Some of the greatest names in Pittsburgh basketball history began their careers in some capacity at the Ammon Recreation Center on Bedford Avenue in the Hill District, and yesterday many of them gathered for two reasons -- to be honored as "Ammon legends" as well as to celebrate the reopening of the historic building.
The building, which had been run by the city of Pittsburgh until 2004, had been kept open by a cooperative effort of a number of groups and spearheaded by Macedonia Baptist Church until last year when a lack of funds forced it to close its doors.
But thanks in large part to the efforts of Pittsburgh Parks and Recreation Director Duane Ashley and Councilwoman Tonya Payne and with the blessing of Mayor Luke Ravenstahl, $200,000 in funding was secured within the budget to remodel the building and open it once again.
With the construction last year of the adjacent Josh Gibson Field, which was built with $100,000 in city money and $300,000 from the Pirates, along with the refurbishing of the Ammon outdoor pool, the remodeling of the Ammon building means that the center will remain a central place for recreation in the Hill District.
"This center has been a part of this community since 1940 and it has been through some great times but also some very trying times," said Ravenstahl, who was one of several speakers to address a large crowd inside the gymnasium.

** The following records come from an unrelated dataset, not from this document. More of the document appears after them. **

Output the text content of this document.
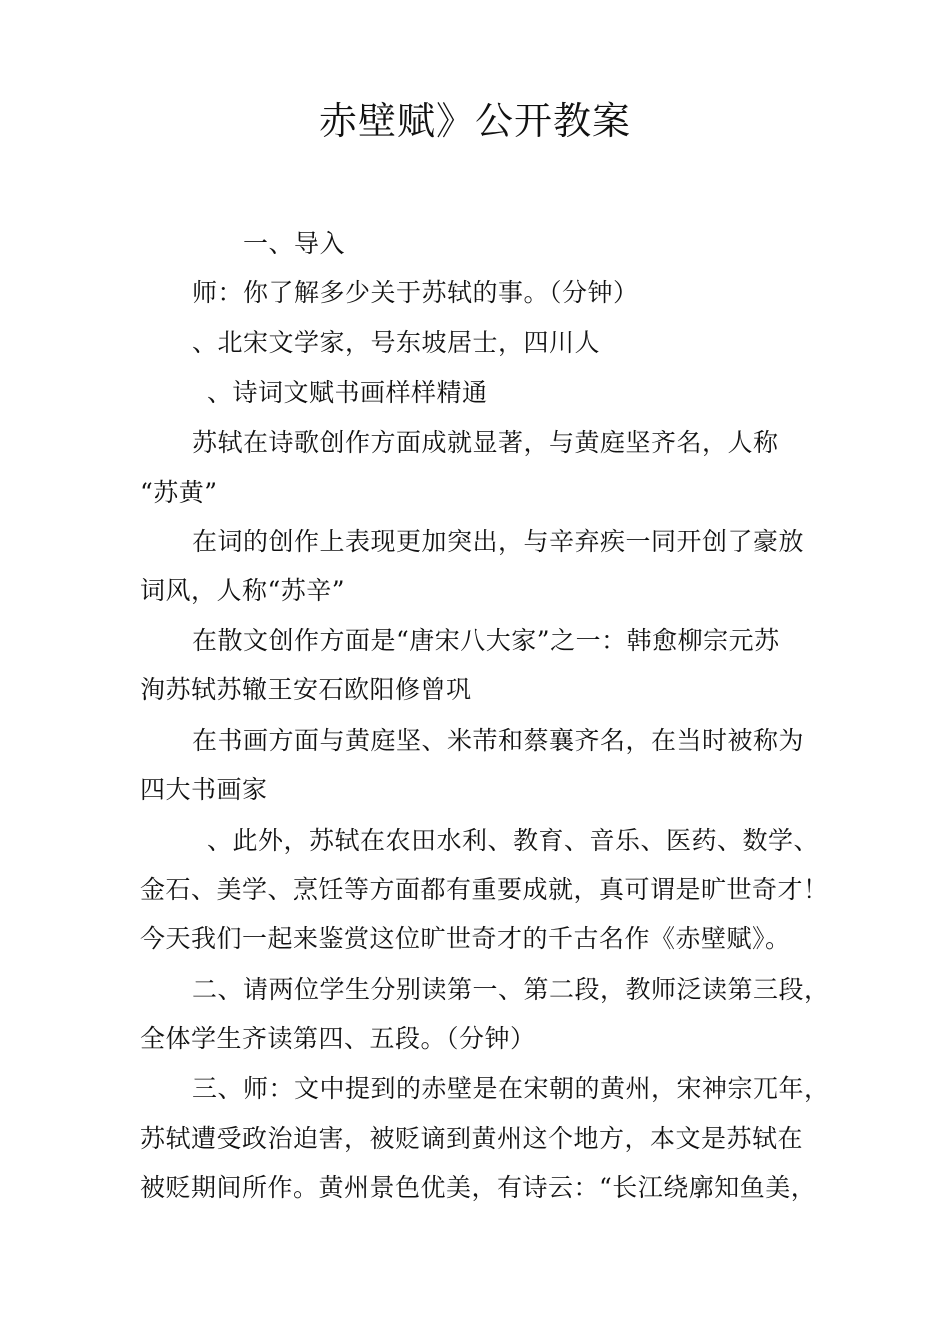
赤壁赋》公开教案

一、导入

师：你了解多少关于苏轼的事。（分钟）

、北宋文学家，号东坡居士，四川人

、诗词文赋书画样样精通

苏轼在诗歌创作方面成就显著，与黄庭坚齐名，人称

“苏黄”

在词的创作上表现更加突出，与辛弃疾一同开创了豪放

词风，人称“苏辛”

在散文创作方面是“唐宋八大家”之一：韩愈柳宗元苏

洵苏轼苏辙王安石欧阳修曾巩

在书画方面与黄庭坚、米芾和蔡襄齐名，在当时被称为

四大书画家

、此外，苏轼在农田水利、教育、音乐、医药、数学、

金石、美学、烹饪等方面都有重要成就，真可谓是旷世奇才！

今天我们一起来鉴赏这位旷世奇才的千古名作《赤壁赋》。

二、请两位学生分别读第一、第二段，教师泛读第三段，

全体学生齐读第四、五段。（分钟）

三、师：文中提到的赤壁是在宋朝的黄州，宋神宗兀年，

苏轼遭受政治迫害，被贬谪到黄州这个地方，本文是苏轼在

被贬期间所作。黄州景色优美，有诗云：“长江绕廓知鱼美，
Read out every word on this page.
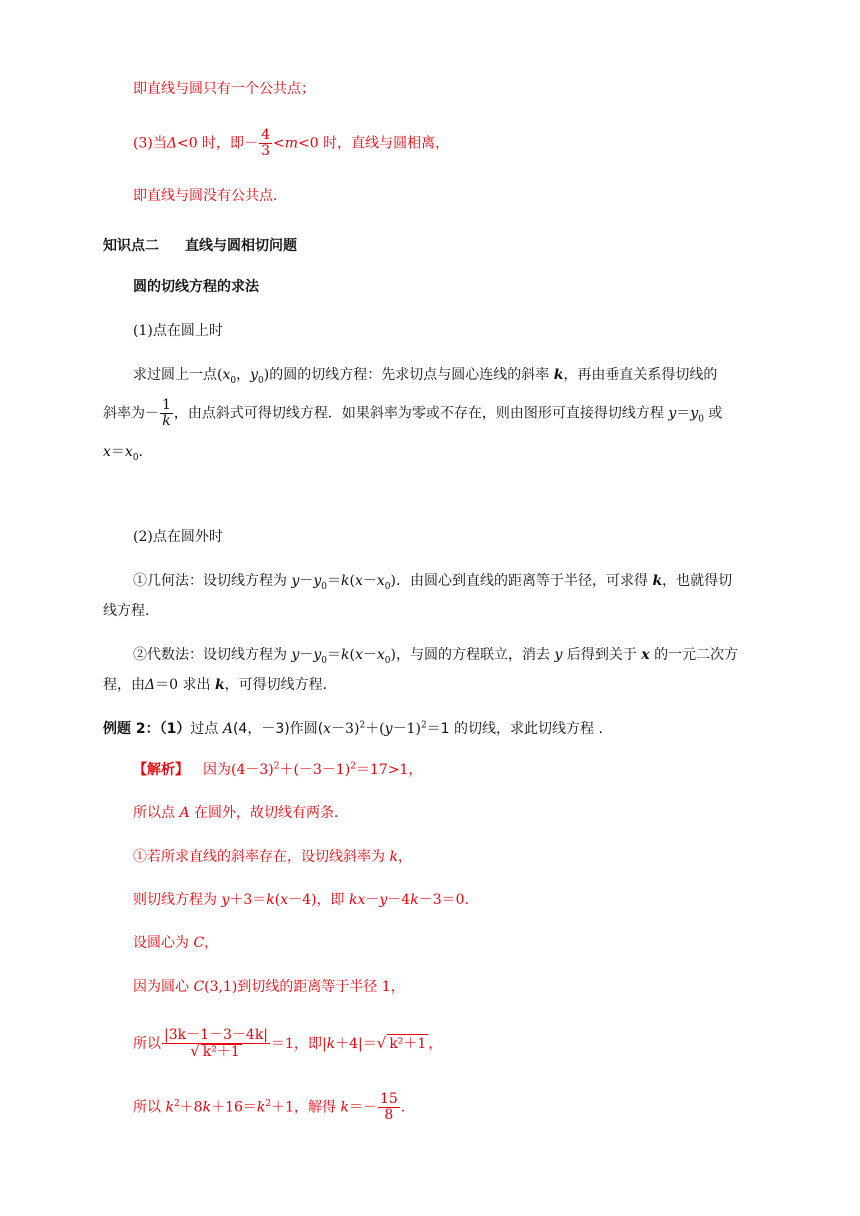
即直线与圆只有一个公共点；
(3)当Δ<0 时，即－ $\frac{4}{3} <m<0$ 时，直线与圆相离，
即直线与圆没有公共点．
知识点二 直线与圆相切问题
圆的切线方程的求法
(1)点在圆上时
求过圆上一点($x_0$，$y_0$)的圆的切线方程：先求切点与圆心连线的斜率 k，再由垂直关系得切线的
斜率为－ $\frac{1}{k}$ ，由点斜式可得切线方程．如果斜率为零或不存在，则由图形可直接得切线方程 $y=y_0$ 或
$x=x_0$.
(2)点在圆外时
①几何法：设切线方程为 $y-y_0=k(x-x_0)$．由圆心到直线的距离等于半径，可求得 k，也就得切
线方程．
②代数法：设切线方程为 $y-y_0=k(x-x_0)$，与圆的方程联立，消去 y 后得到关于 x 的一元二次方
程，由Δ＝0 求出 k，可得切线方程．
例题 2：（1）过点 A(4，－3)作圆$(x-3)^2+(y-1)^2=1$ 的切线，求此切线方程 .
【解析】 因为$(4-3)^2+(-3-1)^2=17>1$，
所以点 A 在圆外，故切线有两条．
①若所求直线的斜率存在，设切线斜率为 k，
则切线方程为 y＋3＝k(x－4)，即 kx－y－4k－3＝0.
设圆心为 C，
因为圆心 C(3,1)到切线的距离等于半径 1，
所以 $\frac{|3k-1-3-4k|}{\text{√ k²＋1}} =1$，即|k＋4|＝√ k²＋1 ，
所以 $k^2+8k+16=k^2+1$，解得 $k=- \frac{15}{8}$ .
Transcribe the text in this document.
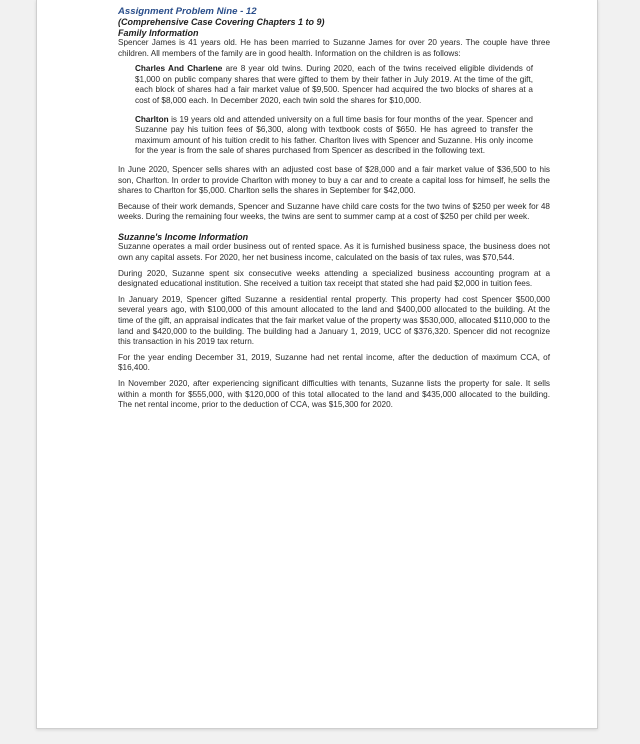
Assignment Problem Nine - 12
(Comprehensive Case Covering Chapters 1 to 9)
Family Information

Spencer James is 41 years old. He has been married to Suzanne James for over 20 years. The couple have three children. All members of the family are in good health. Information on the children is as follows:

Charles And Charlene are 8 year old twins. During 2020, each of the twins received eligible dividends of $1,000 on public company shares that were gifted to them by their father in July 2019. At the time of the gift, each block of shares had a fair market value of $9,500. Spencer had acquired the two blocks of shares at a cost of $8,000 each. In December 2020, each twin sold the shares for $10,000.

Charlton is 19 years old and attended university on a full time basis for four months of the year. Spencer and Suzanne pay his tuition fees of $6,300, along with textbook costs of $650. He has agreed to transfer the maximum amount of his tuition credit to his father. Charlton lives with Spencer and Suzanne. His only income for the year is from the sale of shares purchased from Spencer as described in the following text.

In June 2020, Spencer sells shares with an adjusted cost base of $28,000 and a fair market value of $36,500 to his son, Charlton. In order to provide Charlton with money to buy a car and to create a capital loss for himself, he sells the shares to Charlton for $5,000. Charlton sells the shares in September for $42,000.

Because of their work demands, Spencer and Suzanne have child care costs for the two twins of $250 per week for 48 weeks. During the remaining four weeks, the twins are sent to summer camp at a cost of $250 per child per week.

Suzanne's Income Information

Suzanne operates a mail order business out of rented space. As it is furnished business space, the business does not own any capital assets. For 2020, her net business income, calculated on the basis of tax rules, was $70,544.

During 2020, Suzanne spent six consecutive weeks attending a specialized business accounting program at a designated educational institution. She received a tuition tax receipt that stated she had paid $2,000 in tuition fees.

In January 2019, Spencer gifted Suzanne a residential rental property. This property had cost Spencer $500,000 several years ago, with $100,000 of this amount allocated to the land and $400,000 allocated to the building. At the time of the gift, an appraisal indicates that the fair market value of the property was $530,000, allocated $110,000 to the land and $420,000 to the building. The building had a January 1, 2019, UCC of $376,320. Spencer did not recognize this transaction in his 2019 tax return.

For the year ending December 31, 2019, Suzanne had net rental income, after the deduction of maximum CCA, of $16,400.

In November 2020, after experiencing significant difficulties with tenants, Suzanne lists the property for sale. It sells within a month for $555,000, with $120,000 of this total allocated to the land and $435,000 allocated to the building. The net rental income, prior to the deduction of CCA, was $15,300 for 2020.
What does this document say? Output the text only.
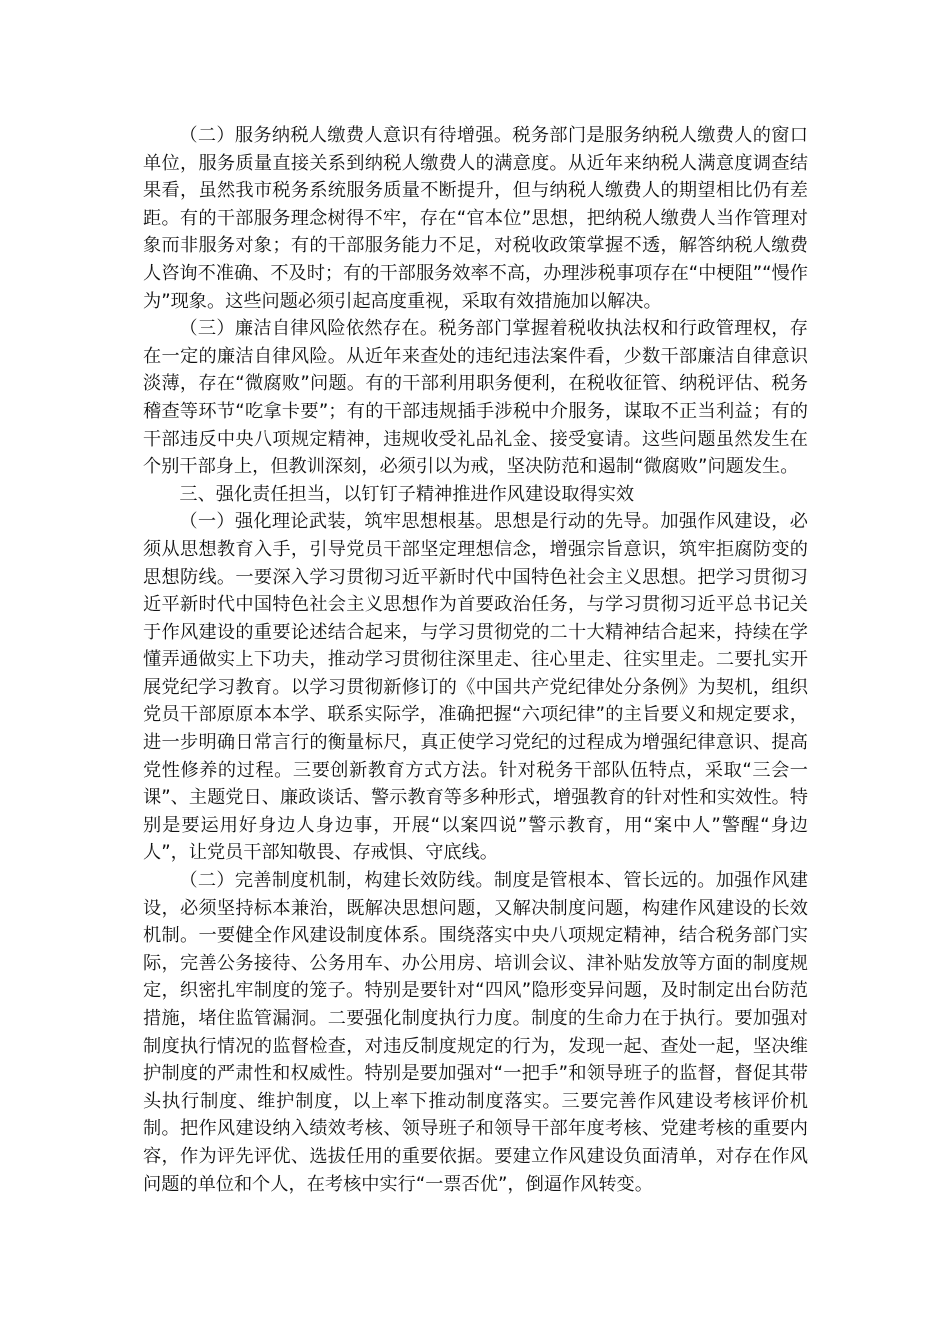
（二）服务纳税人缴费人意识有待增强。税务部门是服务纳税人缴费人的窗口单位，服务质量直接关系到纳税人缴费人的满意度。从近年来纳税人满意度调查结果看，虽然我市税务系统服务质量不断提升，但与纳税人缴费人的期望相比仍有差距。有的干部服务理念树得不牢，存在“官本位”思想，把纳税人缴费人当作管理对象而非服务对象；有的干部服务能力不足，对税收政策掌握不透，解答纳税人缴费人咨询不准确、不及时；有的干部服务效率不高，办理涉税事项存在“中梗阻”“慢作为”现象。这些问题必须引起高度重视，采取有效措施加以解决。

（三）廉洁自律风险依然存在。税务部门掌握着税收执法权和行政管理权，存在一定的廉洁自律风险。从近年来查处的违纪违法案件看，少数干部廉洁自律意识淡薄，存在“微腐败”问题。有的干部利用职务便利，在税收征管、纳税评估、税务稽查等环节“吃拿卡要”；有的干部违规插手涉税中介服务，谋取不正当利益；有的干部违反中央八项规定精神，违规收受礼品礼金、接受宴请。这些问题虽然发生在个别干部身上，但教训深刻，必须引以为戒，坚决防范和遏制“微腐败”问题发生。

三、强化责任担当，以钉钉子精神推进作风建设取得实效

（一）强化理论武装，筑牢思想根基。思想是行动的先导。加强作风建设，必须从思想教育入手，引导党员干部坚定理想信念，增强宗旨意识，筑牢拒腐防变的思想防线。一要深入学习贯彻习近平新时代中国特色社会主义思想。把学习贯彻习近平新时代中国特色社会主义思想作为首要政治任务，与学习贯彻习近平总书记关于作风建设的重要论述结合起来，与学习贯彻党的二十大精神结合起来，持续在学懂弄通做实上下功夫，推动学习贯彻往深里走、往心里走、往实里走。二要扎实开展党纪学习教育。以学习贯彻新修订的《中国共产党纪律处分条例》为契机，组织党员干部原原本本学、联系实际学，准确把握“六项纪律”的主旨要义和规定要求，进一步明确日常言行的衡量标尺，真正使学习党纪的过程成为增强纪律意识、提高党性修养的过程。三要创新教育方式方法。针对税务干部队伍特点，采取“三会一课”、主题党日、廉政谈话、警示教育等多种形式，增强教育的针对性和实效性。特别是要运用好身边人身边事，开展“以案四说”警示教育，用“案中人”警醒“身边人”，让党员干部知敬畏、存戒惧、守底线。

（二）完善制度机制，构建长效防线。制度是管根本、管长远的。加强作风建设，必须坚持标本兼治，既解决思想问题，又解决制度问题，构建作风建设的长效机制。一要健全作风建设制度体系。围绕落实中央八项规定精神，结合税务部门实际，完善公务接待、公务用车、办公用房、培训会议、津补贴发放等方面的制度规定，织密扎牢制度的笼子。特别是要针对“四风”隐形变异问题，及时制定出台防范措施，堵住监管漏洞。二要强化制度执行力度。制度的生命力在于执行。要加强对制度执行情况的监督检查，对违反制度规定的行为，发现一起、查处一起，坚决维护制度的严肃性和权威性。特别是要加强对“一把手”和领导班子的监督，督促其带头执行制度、维护制度，以上率下推动制度落实。三要完善作风建设考核评价机制。把作风建设纳入绩效考核、领导班子和领导干部年度考核、党建考核的重要内容，作为评先评优、选拔任用的重要依据。要建立作风建设负面清单，对存在作风问题的单位和个人，在考核中实行“一票否优”，倒逼作风转变。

"The project, between the field and the pool and the facility, cost about $600,000, and some people might ask me why we'd spend that much money on recreation facilities, but I believe that is money that we're investing in young people's lives.
"I grew up in the city, I benefited greatly from recreation programs and I was always involved in sports, and the things you learn from them can be life lessons. And I know that I would not be where I am today had it not been for my involvement with recreation programs growing up here in the city."
While part of the ceremony was dedicated to the reopening of the center, a major reason for the gathered crowd was the "celebration of legends" ceremony, which included the unveiling of a banner commemorating each honored individual's high school jersey.
Among the many "legends" honored were former Pitt stars Darrelle Porter, Sam Clancy and DeJuan Blair as well as all-time Pittsburgh greats such as the late Robert "Jeep" Kelley, Petey Gibson, Major Harris, Warner Macklin, Karen Hall, Maurice Lucas and Darrick Suber.
In all, 18 people were honored and will have their banners hanging in the newly remodeled gym forever.
"I'm only 19. I don't think I am old enough to be a legend," joked Blair, who was one of three of the honorees who spoke to the crowd.
Pitt coach Jamie Dixon, who was the guest speaker, said it was an honor to be a part of the program, especially since he has heard so much about the history of Pittsburgh basketball and all of the legends, and that this gave him a chance to meet some of them.
"I had met some of these guys before," Dixon said. "I always get frustrated when I hear stories about what it used to be around here in terms of basketball because, as the Pitt coach, I wish it still was. But I think down the road here it can be a great place for basketball once again, and DeJuan is a guy who could very well be looked at down the road as the one who got it back started again.
"I had no idea all of these guys were going to be here. This was just something special. And like I said, I'm just humbled that they'd ask me to be a part of it."